Valley Life Sciences Building (VLSB) Native Plant Restoration
Project Leads: Peter Oboyski
Sponsor: Essig Museum of Entomology
TGIF Grant: $7,076
Project Theme: Habitat Restoration and Native Landscaping
Project Description: The Essig Museum and UCB Entomology Club propose to revitalize areas around the Valley Life Science Building with native vegetation. Currently many areas are covered by wood chip mulch where grass lawn was removed during the prolonged drought. As high visibility areas along major walkways, these revitalized landscapes will improve the aesthetic appearance of campus with flowering plants, minimize water usage by choosing locally adapted species, provide forage and habitat for native insects and birds, and provide educational spaces to reinforce principles taught in conservation biology, botany, and entomology courses. Selection of plants and the design of each space will be lead by students. Stage 1: Design – students research native plants appropriate to the area and their use by insects and birds and meet with faculty and others to discuss design. Stage 2: Weed removal and prep – students and volunteers will pull ivy and other weeds and redistribute chip mulch in preparation for planting. Walking paths will be laid out. Stage 3: Planting – students will help amend soils and plant native species per their designs. Stage 4: Maintenance – Each semester, the Entomology Club, URAP students, and other volunteers will be assigned maintenance tasks that focus on native plant health monitoring, weed pulling, garbage pickup, etc. Throughout the entire process, individual students will record the insects and birds that use the habitats as part of a long-term study of restoration ecology.
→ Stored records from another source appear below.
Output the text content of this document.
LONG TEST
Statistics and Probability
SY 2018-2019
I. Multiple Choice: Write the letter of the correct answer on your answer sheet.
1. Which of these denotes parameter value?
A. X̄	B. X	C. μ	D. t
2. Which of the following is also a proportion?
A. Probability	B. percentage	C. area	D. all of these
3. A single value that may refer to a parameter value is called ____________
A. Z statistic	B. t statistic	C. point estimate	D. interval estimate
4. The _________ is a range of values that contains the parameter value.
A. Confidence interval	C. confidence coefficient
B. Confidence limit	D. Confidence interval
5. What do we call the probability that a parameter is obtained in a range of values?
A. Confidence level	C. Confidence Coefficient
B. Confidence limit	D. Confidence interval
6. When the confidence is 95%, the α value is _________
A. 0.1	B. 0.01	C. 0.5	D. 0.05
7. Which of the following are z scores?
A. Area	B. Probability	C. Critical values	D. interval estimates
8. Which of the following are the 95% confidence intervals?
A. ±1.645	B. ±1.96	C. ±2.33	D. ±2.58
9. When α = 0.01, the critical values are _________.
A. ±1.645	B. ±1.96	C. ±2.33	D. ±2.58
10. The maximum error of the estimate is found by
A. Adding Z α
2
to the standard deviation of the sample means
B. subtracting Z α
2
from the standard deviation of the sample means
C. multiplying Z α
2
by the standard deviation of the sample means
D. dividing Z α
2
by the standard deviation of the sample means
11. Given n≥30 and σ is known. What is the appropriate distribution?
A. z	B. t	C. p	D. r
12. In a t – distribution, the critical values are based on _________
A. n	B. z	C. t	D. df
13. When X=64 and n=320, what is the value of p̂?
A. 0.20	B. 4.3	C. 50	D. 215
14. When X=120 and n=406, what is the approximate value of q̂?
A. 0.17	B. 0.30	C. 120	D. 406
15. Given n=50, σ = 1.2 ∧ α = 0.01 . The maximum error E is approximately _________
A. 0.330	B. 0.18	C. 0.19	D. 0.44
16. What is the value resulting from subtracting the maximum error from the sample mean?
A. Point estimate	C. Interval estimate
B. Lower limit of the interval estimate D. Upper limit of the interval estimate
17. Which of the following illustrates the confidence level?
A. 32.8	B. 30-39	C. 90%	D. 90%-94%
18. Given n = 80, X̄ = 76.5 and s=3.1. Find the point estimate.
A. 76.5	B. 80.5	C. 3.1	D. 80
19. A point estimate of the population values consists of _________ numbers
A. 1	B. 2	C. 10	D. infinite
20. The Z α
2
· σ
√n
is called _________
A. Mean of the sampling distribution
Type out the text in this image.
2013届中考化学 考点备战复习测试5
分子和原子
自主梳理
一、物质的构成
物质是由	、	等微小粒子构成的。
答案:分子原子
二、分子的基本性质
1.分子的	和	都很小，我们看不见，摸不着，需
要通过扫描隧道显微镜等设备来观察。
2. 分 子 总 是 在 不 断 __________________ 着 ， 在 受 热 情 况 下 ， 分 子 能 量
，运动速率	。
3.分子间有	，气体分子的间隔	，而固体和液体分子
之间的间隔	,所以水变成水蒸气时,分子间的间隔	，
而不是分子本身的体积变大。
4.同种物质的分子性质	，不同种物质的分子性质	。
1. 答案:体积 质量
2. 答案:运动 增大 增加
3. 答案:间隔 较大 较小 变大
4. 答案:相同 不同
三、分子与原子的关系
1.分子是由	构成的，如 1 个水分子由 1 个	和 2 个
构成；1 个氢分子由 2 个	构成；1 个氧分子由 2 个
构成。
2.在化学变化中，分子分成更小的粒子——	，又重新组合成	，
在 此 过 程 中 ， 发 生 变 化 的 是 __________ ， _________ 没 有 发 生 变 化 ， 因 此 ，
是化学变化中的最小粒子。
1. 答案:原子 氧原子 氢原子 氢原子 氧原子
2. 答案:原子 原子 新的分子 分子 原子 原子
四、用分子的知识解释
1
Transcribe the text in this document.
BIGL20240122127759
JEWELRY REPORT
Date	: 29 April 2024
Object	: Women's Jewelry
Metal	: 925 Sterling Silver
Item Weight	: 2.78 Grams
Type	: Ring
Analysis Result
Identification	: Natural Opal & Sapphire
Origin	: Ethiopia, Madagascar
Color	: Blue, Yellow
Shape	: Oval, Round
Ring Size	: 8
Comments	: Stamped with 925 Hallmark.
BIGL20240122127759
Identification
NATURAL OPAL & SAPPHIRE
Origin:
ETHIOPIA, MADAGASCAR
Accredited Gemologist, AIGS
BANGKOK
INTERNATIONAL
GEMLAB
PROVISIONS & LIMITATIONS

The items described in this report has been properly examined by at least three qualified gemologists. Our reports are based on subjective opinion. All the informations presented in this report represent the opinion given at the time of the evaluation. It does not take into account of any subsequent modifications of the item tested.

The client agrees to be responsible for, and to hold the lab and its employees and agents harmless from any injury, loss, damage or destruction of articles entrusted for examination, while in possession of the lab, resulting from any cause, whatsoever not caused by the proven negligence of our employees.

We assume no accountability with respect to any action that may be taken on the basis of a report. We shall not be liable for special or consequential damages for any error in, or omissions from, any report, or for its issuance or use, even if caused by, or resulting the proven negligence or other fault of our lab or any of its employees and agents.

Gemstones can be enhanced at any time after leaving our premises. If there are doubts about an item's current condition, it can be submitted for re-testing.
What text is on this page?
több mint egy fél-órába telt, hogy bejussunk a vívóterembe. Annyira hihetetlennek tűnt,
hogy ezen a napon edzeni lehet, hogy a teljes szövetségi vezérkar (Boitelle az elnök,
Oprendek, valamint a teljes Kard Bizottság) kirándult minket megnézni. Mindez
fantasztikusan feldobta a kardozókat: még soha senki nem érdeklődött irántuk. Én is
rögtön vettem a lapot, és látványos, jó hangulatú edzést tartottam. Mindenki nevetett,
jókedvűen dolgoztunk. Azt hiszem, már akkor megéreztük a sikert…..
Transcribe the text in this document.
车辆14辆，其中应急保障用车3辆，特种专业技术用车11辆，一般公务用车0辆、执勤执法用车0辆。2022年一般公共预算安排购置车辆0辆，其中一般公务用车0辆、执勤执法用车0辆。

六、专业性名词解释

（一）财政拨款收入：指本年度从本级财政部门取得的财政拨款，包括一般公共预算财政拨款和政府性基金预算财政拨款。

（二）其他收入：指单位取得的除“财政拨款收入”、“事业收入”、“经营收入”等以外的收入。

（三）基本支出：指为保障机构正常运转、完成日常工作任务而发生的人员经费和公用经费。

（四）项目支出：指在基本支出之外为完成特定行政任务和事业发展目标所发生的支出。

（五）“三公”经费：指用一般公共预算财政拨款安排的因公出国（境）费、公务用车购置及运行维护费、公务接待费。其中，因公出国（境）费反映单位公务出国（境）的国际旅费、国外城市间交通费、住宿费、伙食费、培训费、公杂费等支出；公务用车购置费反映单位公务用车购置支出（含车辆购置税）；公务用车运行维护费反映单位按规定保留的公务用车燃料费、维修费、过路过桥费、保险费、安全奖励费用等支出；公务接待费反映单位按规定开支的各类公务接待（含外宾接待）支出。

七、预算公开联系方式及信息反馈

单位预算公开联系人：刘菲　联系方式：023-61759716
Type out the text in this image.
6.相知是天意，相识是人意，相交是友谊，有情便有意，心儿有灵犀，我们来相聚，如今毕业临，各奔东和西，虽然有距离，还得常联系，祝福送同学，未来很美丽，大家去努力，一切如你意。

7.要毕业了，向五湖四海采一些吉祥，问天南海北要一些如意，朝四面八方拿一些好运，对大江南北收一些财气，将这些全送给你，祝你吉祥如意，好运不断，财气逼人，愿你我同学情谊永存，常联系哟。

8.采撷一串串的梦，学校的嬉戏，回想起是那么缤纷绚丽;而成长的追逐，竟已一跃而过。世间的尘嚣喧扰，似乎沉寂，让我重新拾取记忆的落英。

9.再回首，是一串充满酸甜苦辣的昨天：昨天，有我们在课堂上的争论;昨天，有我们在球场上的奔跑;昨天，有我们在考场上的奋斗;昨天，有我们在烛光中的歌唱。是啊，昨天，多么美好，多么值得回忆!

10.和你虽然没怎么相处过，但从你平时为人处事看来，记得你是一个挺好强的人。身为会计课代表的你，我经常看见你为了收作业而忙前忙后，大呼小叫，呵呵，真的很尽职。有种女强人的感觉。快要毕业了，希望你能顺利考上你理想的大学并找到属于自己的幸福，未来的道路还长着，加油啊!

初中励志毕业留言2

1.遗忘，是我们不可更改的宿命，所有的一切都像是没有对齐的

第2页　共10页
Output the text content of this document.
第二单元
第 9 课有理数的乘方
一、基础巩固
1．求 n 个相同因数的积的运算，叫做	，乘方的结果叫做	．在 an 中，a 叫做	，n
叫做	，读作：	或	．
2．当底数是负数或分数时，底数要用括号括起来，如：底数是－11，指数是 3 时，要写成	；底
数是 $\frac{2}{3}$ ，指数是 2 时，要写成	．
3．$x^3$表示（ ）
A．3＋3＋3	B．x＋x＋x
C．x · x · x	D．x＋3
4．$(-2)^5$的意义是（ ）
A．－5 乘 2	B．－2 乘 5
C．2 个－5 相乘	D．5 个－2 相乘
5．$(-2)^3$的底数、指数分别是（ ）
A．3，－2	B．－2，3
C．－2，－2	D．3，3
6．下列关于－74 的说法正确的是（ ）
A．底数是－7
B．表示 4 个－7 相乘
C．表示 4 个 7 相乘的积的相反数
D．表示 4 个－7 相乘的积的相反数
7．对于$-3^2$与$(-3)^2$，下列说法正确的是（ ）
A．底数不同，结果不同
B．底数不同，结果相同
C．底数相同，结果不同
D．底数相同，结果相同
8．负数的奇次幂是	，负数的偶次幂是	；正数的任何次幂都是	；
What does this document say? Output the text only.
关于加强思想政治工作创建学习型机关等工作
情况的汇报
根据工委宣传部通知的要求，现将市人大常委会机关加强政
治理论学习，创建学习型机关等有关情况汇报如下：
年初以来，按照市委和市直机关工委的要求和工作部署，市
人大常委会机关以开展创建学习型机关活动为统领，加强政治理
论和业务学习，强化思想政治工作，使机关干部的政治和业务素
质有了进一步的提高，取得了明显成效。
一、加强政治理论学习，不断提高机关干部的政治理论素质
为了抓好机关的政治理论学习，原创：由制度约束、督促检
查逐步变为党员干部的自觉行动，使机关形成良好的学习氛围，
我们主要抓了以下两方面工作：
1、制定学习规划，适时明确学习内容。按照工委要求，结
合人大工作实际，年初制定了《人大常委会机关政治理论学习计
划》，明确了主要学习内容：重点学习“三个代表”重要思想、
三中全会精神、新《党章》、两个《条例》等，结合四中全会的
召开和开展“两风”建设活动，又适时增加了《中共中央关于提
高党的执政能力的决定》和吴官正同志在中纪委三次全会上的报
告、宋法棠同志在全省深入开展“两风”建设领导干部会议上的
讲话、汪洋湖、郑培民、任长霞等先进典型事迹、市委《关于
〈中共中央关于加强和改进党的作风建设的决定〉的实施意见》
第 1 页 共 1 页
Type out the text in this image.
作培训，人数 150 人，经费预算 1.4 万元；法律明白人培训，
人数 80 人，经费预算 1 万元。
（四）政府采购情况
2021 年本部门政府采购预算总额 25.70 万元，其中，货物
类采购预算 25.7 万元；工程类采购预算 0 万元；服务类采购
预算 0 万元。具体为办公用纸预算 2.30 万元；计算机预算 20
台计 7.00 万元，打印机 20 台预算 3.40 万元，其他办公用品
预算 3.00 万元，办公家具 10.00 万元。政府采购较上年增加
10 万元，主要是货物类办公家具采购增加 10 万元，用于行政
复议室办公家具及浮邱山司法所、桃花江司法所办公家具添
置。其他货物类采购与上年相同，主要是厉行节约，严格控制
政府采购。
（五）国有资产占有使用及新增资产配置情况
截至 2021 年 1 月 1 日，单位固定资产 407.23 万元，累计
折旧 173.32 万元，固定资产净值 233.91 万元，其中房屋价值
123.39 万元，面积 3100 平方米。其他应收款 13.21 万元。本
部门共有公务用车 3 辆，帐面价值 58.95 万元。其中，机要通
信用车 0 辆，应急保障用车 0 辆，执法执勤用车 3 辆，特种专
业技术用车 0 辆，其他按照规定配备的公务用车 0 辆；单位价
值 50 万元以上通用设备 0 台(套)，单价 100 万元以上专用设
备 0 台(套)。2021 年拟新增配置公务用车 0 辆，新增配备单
Metrics for the success of this project will include diversity of species (plants, insects, birds) over time and water usage. Signage will inform the public of the project and direct visitors to an informational website.
Goals: 1) restore a locally-adapted native landscape around the Valley Life Science Building that will function as an environmental education resource.
2) engage students by creating a high visibility demonstration landscape where students participate in planning, implementing, and monitoring the installation of locally-adapted plants, learning valuable concepts in conservation and wildlife interactions. Students benefit most from hands-on experience and direct observation. We expect this landscape to be used by many classes and workshops on the UCB campus related to conservation, natural history, landscape design, entomology, ornithology, botany, and ethnobotany.